One of the first bridges I went to — in the summer of 2010 there was some heavy, heavy downpours and the flooding in Pakistan made the news. I remember that much. There was also flooding along the Tarnac River in Afghanistan. These bridges, this ring route, is parallel to that. One of the bridges, my bypass had been washed out. My secondary bypass worked but [my commander] sent me out to investigate. I looped across the Tarnac River and came back at it and inspected the bridge.

I’d seen the damage and I was standing at the bypass that had been washed out and the culvert, the concrete tubes under a road? They’d completely washed away in the loose sand. As water is flowing and I’m looking at all this other stuff, I went to the top of the bridge — I took a whole bunch of pictures — I went to the top of the bridge and looked down. It’s funny how you can’t see when you’re standing the forest but when you’re on the outside looking in, you can. I went to the top of the bridge and looked down and I saw these yellow jugs. Yellow jugs are what they put homemade explosive in. Where I took the pictures, I was standing on 600 pounds of homemade explosives that were already wired, triggered, and ready to go. Interesting.

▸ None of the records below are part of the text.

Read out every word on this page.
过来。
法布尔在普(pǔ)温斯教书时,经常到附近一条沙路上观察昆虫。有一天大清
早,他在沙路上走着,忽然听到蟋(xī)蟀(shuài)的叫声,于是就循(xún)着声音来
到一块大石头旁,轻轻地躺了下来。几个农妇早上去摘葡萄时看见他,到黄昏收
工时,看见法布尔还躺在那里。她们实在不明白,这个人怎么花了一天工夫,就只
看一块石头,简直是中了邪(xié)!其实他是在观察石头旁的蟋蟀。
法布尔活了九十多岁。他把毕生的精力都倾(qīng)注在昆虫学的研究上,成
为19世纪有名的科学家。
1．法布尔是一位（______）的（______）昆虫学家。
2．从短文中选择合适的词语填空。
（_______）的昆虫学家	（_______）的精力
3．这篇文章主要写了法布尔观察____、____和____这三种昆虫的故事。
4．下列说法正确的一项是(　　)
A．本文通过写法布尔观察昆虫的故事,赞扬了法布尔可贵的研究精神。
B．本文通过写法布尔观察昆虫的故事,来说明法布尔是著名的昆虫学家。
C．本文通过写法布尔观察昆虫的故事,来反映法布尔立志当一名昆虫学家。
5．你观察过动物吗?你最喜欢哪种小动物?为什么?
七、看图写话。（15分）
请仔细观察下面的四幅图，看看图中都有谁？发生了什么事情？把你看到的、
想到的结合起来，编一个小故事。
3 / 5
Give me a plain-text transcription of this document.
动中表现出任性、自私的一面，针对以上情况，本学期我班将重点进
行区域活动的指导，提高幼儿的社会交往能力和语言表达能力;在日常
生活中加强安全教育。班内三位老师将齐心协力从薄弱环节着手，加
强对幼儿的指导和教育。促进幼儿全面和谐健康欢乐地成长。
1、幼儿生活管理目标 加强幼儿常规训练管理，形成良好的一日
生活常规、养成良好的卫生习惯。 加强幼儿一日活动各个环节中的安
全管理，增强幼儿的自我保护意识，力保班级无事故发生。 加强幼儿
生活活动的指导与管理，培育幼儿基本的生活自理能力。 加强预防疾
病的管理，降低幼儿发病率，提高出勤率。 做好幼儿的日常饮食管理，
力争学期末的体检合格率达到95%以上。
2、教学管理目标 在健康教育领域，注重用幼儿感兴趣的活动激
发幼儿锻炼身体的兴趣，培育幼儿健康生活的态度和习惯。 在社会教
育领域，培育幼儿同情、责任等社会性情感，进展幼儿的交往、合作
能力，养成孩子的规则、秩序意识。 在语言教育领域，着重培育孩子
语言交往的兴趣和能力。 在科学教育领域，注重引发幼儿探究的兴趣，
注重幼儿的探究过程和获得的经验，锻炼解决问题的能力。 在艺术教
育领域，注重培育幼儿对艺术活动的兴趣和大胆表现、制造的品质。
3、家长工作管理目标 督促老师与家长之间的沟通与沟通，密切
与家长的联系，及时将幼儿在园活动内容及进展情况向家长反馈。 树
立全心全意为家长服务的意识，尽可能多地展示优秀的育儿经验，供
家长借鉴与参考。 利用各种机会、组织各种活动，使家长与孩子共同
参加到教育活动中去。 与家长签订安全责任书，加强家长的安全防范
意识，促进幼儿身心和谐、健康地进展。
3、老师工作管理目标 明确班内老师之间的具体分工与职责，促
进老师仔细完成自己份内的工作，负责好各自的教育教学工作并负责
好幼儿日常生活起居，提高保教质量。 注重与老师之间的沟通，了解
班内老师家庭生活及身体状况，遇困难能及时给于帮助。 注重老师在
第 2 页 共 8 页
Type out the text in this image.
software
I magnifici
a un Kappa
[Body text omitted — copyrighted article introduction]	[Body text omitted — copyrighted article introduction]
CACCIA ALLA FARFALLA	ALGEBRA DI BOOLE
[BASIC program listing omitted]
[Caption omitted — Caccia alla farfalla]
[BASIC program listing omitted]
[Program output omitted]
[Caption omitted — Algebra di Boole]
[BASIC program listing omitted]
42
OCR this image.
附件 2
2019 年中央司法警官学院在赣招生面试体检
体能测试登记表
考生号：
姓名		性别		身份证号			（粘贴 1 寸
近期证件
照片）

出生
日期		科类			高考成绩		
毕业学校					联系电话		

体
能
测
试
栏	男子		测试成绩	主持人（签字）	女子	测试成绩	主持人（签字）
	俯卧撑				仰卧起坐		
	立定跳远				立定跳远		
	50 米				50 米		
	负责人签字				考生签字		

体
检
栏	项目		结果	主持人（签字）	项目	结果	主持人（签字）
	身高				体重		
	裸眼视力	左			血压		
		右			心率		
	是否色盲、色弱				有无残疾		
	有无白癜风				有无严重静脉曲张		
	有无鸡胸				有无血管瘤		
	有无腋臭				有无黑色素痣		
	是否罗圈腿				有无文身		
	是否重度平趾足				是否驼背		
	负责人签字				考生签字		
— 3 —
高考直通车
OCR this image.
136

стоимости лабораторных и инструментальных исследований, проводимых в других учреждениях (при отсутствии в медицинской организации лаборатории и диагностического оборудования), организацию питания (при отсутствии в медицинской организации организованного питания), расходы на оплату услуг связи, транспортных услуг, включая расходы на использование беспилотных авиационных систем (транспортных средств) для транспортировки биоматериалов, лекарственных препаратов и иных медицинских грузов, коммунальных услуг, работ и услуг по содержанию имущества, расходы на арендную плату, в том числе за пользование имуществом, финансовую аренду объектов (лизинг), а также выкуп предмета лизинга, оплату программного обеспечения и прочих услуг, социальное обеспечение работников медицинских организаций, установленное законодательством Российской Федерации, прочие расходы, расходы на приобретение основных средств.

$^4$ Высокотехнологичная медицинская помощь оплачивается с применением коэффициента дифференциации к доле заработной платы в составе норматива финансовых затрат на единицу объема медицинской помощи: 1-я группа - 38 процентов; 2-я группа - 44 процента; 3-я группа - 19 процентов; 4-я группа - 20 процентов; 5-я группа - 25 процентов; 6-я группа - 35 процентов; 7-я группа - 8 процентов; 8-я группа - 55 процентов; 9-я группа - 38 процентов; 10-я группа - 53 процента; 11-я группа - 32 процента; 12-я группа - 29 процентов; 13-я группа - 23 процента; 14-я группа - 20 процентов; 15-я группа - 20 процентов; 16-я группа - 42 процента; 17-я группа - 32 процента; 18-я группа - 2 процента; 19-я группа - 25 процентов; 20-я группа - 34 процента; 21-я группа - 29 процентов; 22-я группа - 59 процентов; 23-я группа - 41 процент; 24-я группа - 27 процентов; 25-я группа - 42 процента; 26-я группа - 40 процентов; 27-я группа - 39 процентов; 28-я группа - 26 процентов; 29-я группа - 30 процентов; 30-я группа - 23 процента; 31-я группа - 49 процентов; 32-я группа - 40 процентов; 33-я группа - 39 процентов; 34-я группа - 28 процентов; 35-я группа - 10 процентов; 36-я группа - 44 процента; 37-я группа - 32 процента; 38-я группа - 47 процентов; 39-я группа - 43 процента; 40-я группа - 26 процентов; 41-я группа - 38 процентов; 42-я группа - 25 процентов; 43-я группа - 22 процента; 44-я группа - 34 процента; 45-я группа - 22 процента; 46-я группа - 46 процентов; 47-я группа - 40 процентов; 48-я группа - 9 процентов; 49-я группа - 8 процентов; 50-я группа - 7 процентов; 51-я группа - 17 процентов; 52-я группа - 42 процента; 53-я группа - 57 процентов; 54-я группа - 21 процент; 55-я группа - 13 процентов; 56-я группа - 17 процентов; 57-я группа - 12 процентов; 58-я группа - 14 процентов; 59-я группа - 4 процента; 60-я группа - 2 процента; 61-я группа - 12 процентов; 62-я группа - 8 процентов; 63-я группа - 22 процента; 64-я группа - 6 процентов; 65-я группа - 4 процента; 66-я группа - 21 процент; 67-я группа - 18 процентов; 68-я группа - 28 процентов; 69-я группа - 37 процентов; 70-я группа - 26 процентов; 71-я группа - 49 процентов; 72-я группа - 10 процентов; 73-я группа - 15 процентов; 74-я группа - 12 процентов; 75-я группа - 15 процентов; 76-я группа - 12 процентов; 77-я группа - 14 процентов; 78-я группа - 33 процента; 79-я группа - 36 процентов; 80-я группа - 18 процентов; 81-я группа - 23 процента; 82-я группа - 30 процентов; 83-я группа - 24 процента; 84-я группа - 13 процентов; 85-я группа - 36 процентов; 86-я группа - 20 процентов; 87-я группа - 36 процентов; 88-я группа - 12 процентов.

That event, it didn’t really bother me because nothing happened.

What I thought was interesting, and is also related to that trip, I was coming back on Highway 1 and again, heavy rains. The road had given way under one of our own logistics convoys and a truck had tipped over. It contained water bottles, the little drinking water bottles. The Afghan villagers from right outside the village thought, “This is a great opportunity. The pallets have fallen over. Water jugs are all over the place.”

Like children, they were throwing the water jugs at each other. They would burst on their backs or whatever and they thought this was great fun. This stopped traffic because I was right behind it. After a while, they’d get tired and they’d walk down to the Tarnac River and with their hands scoop up mud and drink it so they could go back and throw water bottles at each other. It dawned on me, “How are we going to help these people?”